During the first three months of 1994, the economy continued to improve
resulting in an increase in available freight. Also during the first three
months of 1993, competitive pressure on pricing had a negative impact on
tonnage and rates. Effective January 1, 1994, ABF implemented a general
freight rate increase of 4.5%. Management believes the rate increase
resulted in approximately a 2.6% impact on revenues during the first three
months of 1994. The diminished effect was the result of pricing that is on a
contract basis which can only be increased when the contract is renewed.
Motor carrier segment operating expenses as a percent of revenues was 95.4%
for the three months ended March 31, 1994 compared to 97.1% for the three
months ended March 31, 1993. Salaries and wages for motor carrier operations
as a percent of revenues decreased to 66.3% for the three months ended
March 31, 1994 from 68.2% for the three months ended March 31, 1993. The
decrease resulted primarily from the covering of the fixed portion of
salaries and wages expense by the higher level of revenues and the
utilization of alternate modes of outside transportation during periods of
peak activity. Supplies and expenses for motor carrier operations as a
percent of revenues decreased to 10.5% for the three months ended March 31,
1994 from 11.3% for the three months ended March 31, 1993. The decrease
resulted primarily from a 10% decrease in fuel cost per gallon and the
covering of the fixed costs by the higher level of revenues.

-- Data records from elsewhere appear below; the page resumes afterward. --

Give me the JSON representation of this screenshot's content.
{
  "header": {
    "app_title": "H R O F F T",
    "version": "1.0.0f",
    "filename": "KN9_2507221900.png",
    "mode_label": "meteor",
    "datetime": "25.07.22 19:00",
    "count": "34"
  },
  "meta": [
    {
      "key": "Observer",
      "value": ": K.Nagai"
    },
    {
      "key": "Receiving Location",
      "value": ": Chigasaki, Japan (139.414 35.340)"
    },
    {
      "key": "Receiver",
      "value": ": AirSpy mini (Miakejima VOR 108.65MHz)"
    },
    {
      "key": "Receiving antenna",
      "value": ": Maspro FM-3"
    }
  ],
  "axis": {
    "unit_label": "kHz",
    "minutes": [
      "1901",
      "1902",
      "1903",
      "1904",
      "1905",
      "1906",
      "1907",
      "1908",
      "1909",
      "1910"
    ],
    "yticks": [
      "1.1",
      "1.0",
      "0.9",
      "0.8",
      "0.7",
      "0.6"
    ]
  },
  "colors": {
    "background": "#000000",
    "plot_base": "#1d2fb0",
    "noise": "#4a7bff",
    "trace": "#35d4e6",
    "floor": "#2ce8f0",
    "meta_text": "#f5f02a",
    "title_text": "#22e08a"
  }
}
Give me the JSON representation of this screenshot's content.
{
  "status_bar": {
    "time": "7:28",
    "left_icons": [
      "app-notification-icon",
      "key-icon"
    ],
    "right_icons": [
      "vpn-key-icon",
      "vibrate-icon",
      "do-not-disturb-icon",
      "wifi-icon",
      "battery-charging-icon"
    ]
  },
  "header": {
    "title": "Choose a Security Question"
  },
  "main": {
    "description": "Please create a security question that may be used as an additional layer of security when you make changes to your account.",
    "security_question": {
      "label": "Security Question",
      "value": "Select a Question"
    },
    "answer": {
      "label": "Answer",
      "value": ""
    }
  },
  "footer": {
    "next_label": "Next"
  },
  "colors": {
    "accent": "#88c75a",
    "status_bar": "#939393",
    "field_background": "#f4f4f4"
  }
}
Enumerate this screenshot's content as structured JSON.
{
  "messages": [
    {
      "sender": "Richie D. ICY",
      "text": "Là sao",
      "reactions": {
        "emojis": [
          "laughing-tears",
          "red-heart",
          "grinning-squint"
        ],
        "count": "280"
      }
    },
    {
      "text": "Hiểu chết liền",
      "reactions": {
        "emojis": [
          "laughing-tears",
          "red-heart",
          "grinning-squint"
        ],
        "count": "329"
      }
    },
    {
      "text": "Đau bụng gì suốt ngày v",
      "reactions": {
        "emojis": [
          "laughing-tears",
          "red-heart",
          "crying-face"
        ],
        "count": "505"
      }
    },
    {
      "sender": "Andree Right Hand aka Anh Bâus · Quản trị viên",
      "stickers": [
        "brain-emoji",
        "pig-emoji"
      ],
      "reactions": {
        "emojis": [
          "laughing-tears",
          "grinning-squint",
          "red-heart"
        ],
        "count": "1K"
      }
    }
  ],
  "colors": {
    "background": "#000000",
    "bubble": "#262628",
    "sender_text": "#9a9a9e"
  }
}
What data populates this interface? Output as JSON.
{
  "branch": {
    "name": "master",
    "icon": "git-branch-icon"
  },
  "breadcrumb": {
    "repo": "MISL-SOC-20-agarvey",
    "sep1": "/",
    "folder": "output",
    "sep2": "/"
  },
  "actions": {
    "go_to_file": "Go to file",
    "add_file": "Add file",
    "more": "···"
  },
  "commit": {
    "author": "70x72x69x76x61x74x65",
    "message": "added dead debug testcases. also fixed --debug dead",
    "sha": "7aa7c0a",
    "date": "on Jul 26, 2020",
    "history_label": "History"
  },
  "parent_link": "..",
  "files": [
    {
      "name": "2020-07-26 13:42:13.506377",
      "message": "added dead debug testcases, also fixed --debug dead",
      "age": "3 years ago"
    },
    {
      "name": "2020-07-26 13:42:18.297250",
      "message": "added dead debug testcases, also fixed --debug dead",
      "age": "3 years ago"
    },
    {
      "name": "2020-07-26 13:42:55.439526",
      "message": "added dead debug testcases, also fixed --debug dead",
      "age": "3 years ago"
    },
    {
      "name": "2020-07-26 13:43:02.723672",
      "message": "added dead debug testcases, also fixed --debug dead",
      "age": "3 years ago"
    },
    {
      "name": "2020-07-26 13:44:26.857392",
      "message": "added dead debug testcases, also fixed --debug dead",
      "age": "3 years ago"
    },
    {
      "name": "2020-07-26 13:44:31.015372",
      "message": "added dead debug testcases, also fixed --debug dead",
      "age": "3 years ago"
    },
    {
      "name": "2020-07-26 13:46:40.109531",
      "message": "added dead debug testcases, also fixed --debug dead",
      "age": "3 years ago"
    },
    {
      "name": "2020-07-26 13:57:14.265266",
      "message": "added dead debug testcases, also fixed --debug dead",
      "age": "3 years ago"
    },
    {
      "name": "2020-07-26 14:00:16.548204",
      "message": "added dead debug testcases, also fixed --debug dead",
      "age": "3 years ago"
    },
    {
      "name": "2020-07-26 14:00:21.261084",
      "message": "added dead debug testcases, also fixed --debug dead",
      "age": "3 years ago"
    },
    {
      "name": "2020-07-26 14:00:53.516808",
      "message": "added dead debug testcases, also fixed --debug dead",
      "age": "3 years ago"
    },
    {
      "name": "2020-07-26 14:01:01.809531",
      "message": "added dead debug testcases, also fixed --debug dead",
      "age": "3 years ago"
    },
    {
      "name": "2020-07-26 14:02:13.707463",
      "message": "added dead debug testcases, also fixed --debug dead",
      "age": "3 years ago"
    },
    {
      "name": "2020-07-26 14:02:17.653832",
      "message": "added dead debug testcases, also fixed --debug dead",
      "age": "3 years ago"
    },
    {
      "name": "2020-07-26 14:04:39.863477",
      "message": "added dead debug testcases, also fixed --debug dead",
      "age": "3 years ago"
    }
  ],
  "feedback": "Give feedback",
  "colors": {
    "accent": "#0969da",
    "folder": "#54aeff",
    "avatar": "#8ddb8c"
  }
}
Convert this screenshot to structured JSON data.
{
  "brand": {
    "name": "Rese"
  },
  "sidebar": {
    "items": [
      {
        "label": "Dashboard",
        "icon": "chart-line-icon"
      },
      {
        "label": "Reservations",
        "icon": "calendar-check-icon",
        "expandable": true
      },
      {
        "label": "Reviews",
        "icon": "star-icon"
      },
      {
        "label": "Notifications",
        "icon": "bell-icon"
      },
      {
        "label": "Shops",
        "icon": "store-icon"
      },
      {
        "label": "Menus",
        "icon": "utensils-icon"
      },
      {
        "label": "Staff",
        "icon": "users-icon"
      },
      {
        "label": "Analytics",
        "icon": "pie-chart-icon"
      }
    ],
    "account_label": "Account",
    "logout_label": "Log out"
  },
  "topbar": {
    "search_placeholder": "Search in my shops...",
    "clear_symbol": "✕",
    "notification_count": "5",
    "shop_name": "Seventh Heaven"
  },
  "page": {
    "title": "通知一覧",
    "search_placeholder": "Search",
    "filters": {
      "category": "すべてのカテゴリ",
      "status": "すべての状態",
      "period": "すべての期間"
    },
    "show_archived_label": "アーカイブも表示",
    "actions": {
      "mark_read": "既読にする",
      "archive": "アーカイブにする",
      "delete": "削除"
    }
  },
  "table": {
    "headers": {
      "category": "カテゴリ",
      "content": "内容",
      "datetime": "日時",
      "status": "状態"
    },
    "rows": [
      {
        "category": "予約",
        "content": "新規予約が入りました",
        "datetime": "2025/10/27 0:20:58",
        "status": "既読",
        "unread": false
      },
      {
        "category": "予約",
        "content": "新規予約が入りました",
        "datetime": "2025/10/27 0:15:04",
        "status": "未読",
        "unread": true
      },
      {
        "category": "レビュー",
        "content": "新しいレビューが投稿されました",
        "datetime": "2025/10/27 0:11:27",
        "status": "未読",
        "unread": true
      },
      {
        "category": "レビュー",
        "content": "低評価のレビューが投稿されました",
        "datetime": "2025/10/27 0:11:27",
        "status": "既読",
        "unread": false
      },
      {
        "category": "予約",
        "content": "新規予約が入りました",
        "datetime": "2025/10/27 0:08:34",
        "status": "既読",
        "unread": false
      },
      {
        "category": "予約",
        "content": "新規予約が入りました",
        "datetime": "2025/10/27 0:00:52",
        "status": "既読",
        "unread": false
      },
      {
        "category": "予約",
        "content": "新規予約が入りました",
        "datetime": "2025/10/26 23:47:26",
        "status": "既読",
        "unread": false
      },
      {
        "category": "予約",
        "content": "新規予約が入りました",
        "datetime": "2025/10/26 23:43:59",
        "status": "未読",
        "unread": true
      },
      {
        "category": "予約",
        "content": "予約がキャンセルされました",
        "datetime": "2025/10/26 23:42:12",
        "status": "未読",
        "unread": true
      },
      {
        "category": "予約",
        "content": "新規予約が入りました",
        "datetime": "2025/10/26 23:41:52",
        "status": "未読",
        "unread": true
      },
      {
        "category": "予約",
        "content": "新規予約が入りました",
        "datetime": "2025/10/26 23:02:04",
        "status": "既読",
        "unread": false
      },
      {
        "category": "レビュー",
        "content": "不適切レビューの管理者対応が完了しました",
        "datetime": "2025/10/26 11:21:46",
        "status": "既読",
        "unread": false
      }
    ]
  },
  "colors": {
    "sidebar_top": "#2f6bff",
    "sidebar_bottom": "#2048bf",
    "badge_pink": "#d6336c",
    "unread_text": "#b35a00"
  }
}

Depreciation and amortization expense for motor carrier operations as a
percent of revenues decreased to 2.5% for the three months ended March 31,
1994 from 3.4% for the three months ended March 31, 1993. During the last
three years, ABF financed its road tractor replacement program with operating
leases instead of capital leases, which decreased both interest and
depreciation expense and increased rent expense. Rent expense for motor
carrier operations as a percent of revenues increased to 7.2% for the three
months ended March 31, 1994 from 4.7% for the three months ended March 31,
1993. The additional rent expense was incurred primarily as a result of the
operating leases discussed above and the utilization of alternate modes of
outside transportation during periods of peak activity.
Tire Operations Segment. TREADCO's revenues for the three months ended
March 31, 1994 increased 40.2% to $29.4 million from $21.0 million for the
three months ended March 31, 1993. The increase resulted primarily from
internal growth and the addition of five facilities through the August 30,
1993 acquisition of Trans-World Tire Corporation in Florida. Revenues from
retreading for the three months ended March 31, 1994 increased 36.3% to $16.6
million from $12.2 million for the three months ended March 31, 1993.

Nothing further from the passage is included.